Have you ever heard the old adage, “He who talks first loses”?
In negotiations, you never want to negotiate with yourself. When you make a statement or an offer, then you shut up. If you are uncomfortable with the silence necessary to hear the other offer, then you will speak up. You will end up negotiating with yourself. You don’t want to do that!
This is not about a win / lose situation. You want to get the other person to talk. Otherwise how will you learn what is important to the other person?
I remember one of the times I was let go. I was the VP of Human Resources. I knew that the President’s wife really liked me. She would not be happy when the boss went home and mentioned that he let me go. I suspected this gave me leverage. As we sat across the table to arrange a fair separation package I laid out my demands (requests). In creating my demands I included the typical elements and also some outrageous elements so the boss could find something to reject.
Then I shut up. This was hard for me. To focus my attention on something else so I would not keep talking, I tightly pinched the skin between my thumb and forefinger. I pinched so hard that I drew blood! But I did not talk! I waited while the boss contemplated the balance between what I asked for and the reaction he would get from his wife when he returned home. Finally, the boss spoke first. He agreed to all my outrageous requests except for one of the elements I threw in.
Because I shut up and waited and listened, I achieved the outcome I desired. You can do this too!
Let’s consider some situations when silence is important:
- Requesting something important to you like a raise or a job offer or a separation package. If you want something, make your case then shut up.
- Negotiating salary as a job seeker or with your current employer. If the boss asks what salary you seek, be prepared with a range. Say that range then shut up. Let the boss contemplate and consider.
- Asking for feedback. Feedback is important for self-improvement. Don’t substitute your judgement. Go to the very important person and ask for feedback. Shut up and listen. Then say thank you. You can ask clarifying questions if you are confused but mostly it is important to take the feedback back to a quiet place for contemplation.

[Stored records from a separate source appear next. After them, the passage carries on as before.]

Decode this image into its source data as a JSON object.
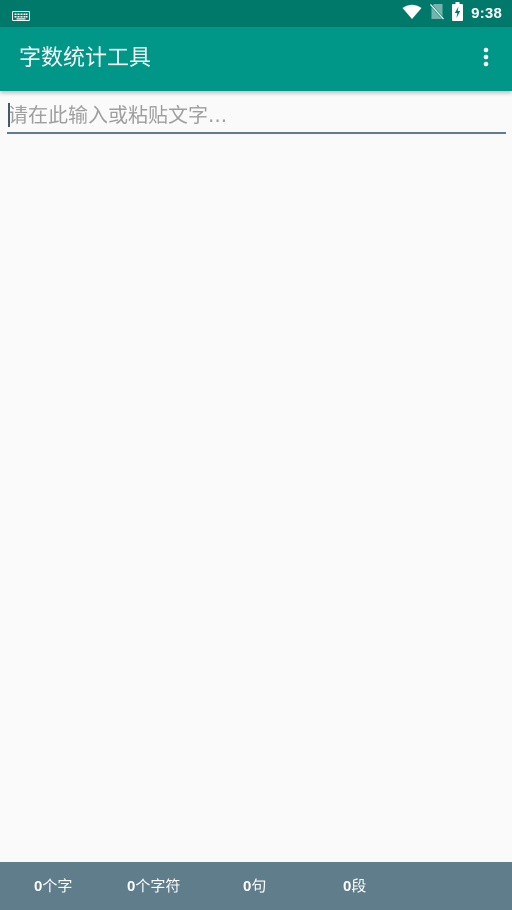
{
  "status_bar": {
    "time": "9:38",
    "icons": [
      "keyboard-icon",
      "wifi-icon",
      "no-sim-icon",
      "battery-charging-icon"
    ],
    "background": "#00796b"
  },
  "app_bar": {
    "title": "字数统计工具",
    "menu_icon": "more-vertical-icon",
    "background": "#009688"
  },
  "editor": {
    "placeholder": "请在此输入或粘贴文字...",
    "value": "",
    "underline_color": "#607d8b"
  },
  "stats": {
    "background": "#607d8b",
    "chars": {
      "count": "0",
      "unit": "个字"
    },
    "characters": {
      "count": "0",
      "unit": "个字符"
    },
    "sentences": {
      "count": "0",
      "unit": "句"
    },
    "paragraphs": {
      "count": "0",
      "unit": "段"
    }
  }
}
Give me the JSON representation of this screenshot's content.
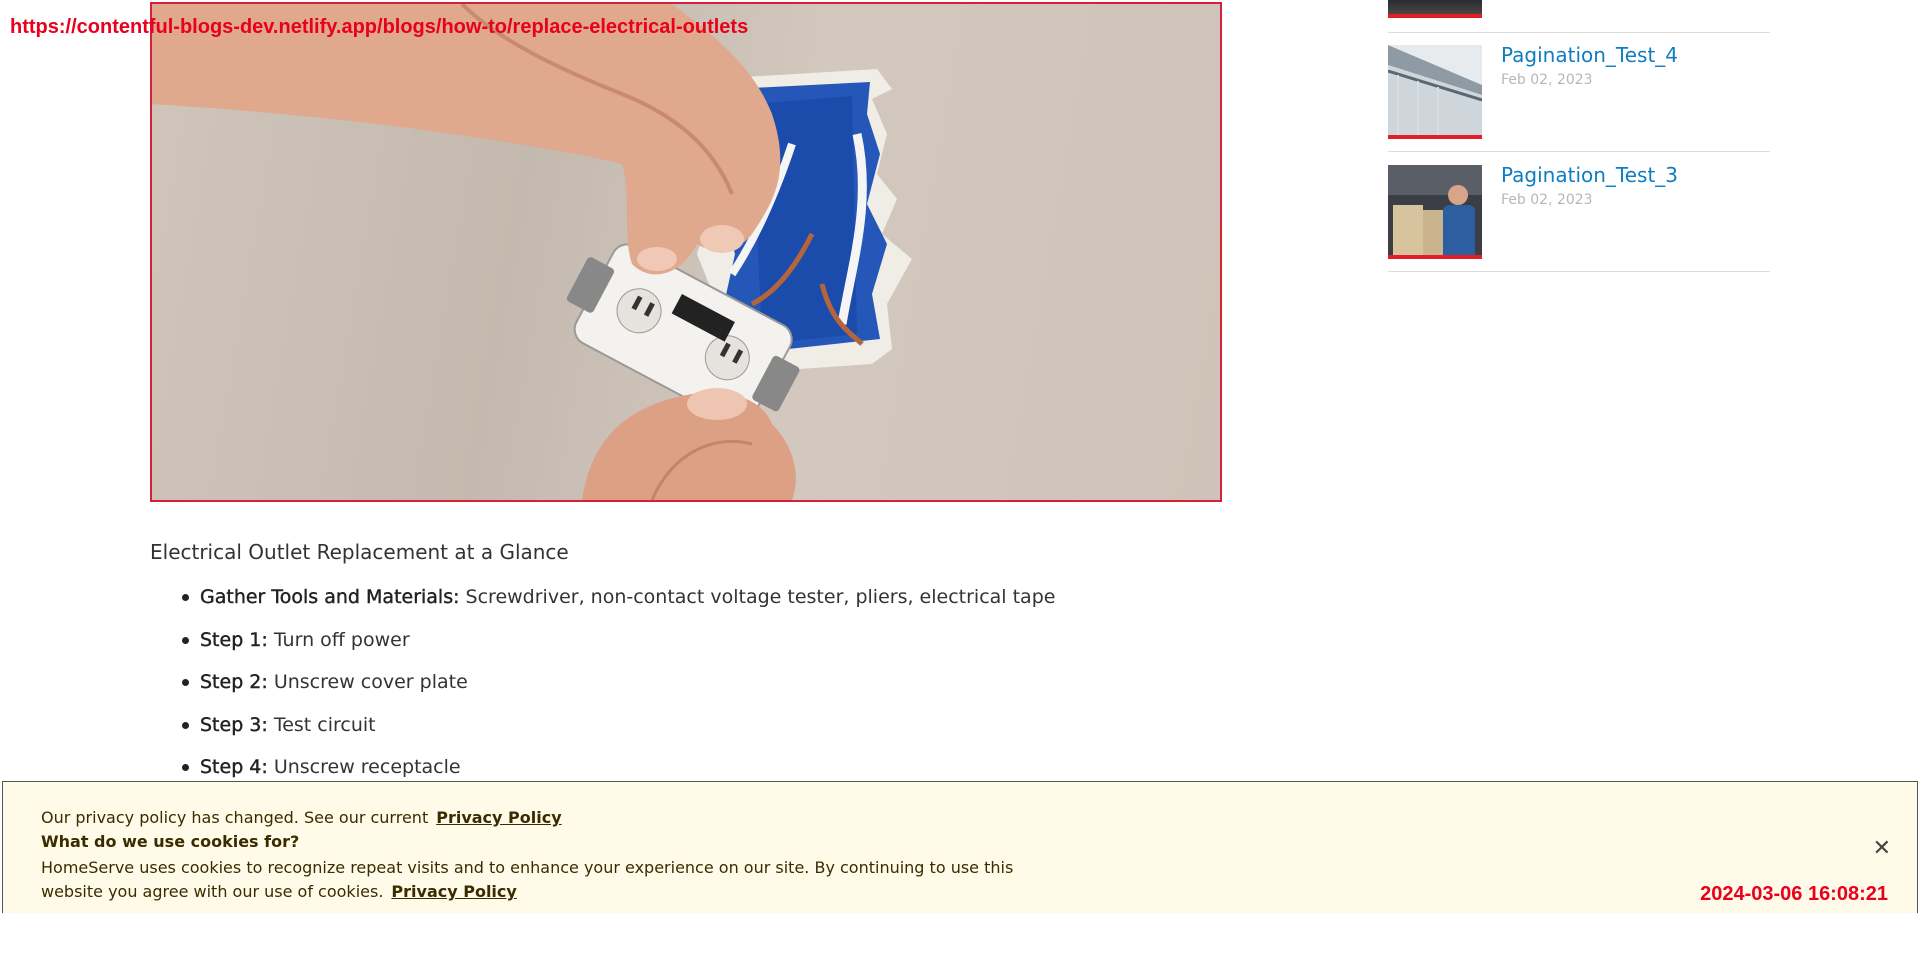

- Working with a colleague on a complex project. You have an opinion. The other person has an opinion. Unless you state your point of view then shut up, how will you understand the other person’s point of view? Isn’t understanding the other point of view and important part of completing any project with another person or a team?

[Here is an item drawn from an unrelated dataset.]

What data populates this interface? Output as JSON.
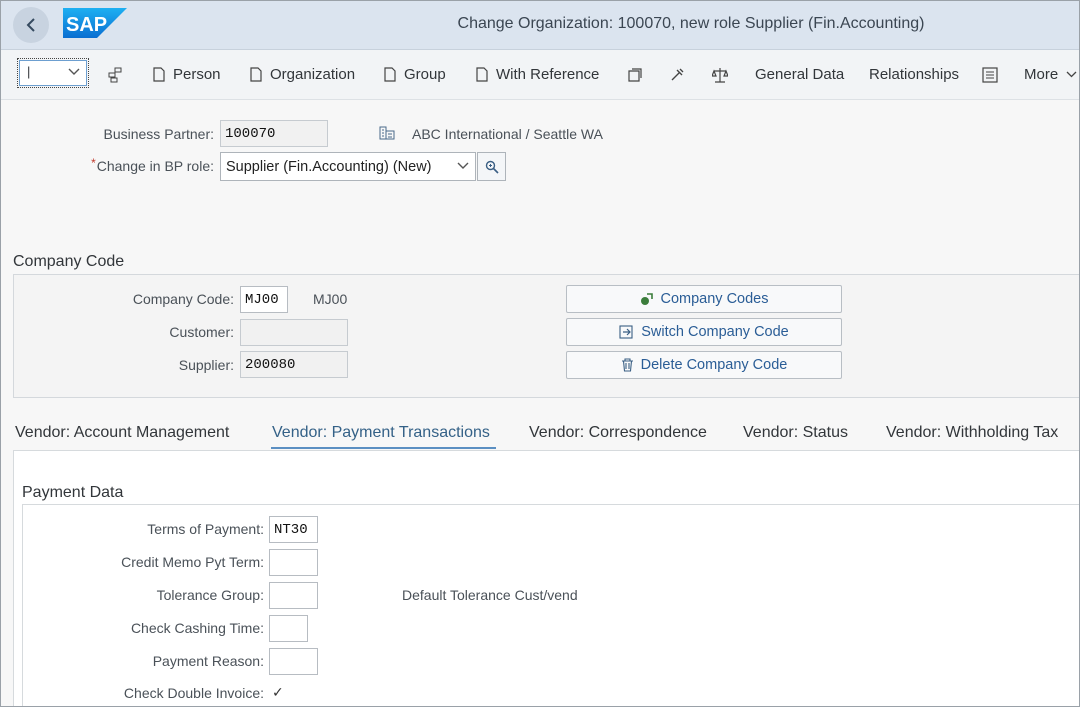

- Conflict resolution. Having a serious discussion, even a political discussion, is ripe for conflict. Silence is a useful tool to make space for listening and finding common ground to resolve conflict. The more you talk and force your opinion on someone else, the less you learn and the less likely you are to get your point across.
Don’t jabber. Don’t apologize for your point of view. That is not how you get what you want. That is also not how to create a win / win situation.
Listen. Allow for silence for contemplation and consideration. Allow the other person space to respond so you can work towards a win / win solution.
Sometimes this is hard. The Interview Doctor can be a sounding board for conflict resolution. After all, creating a win / win situation through effective use of silence can mean you get what you want!! And we all want that, right?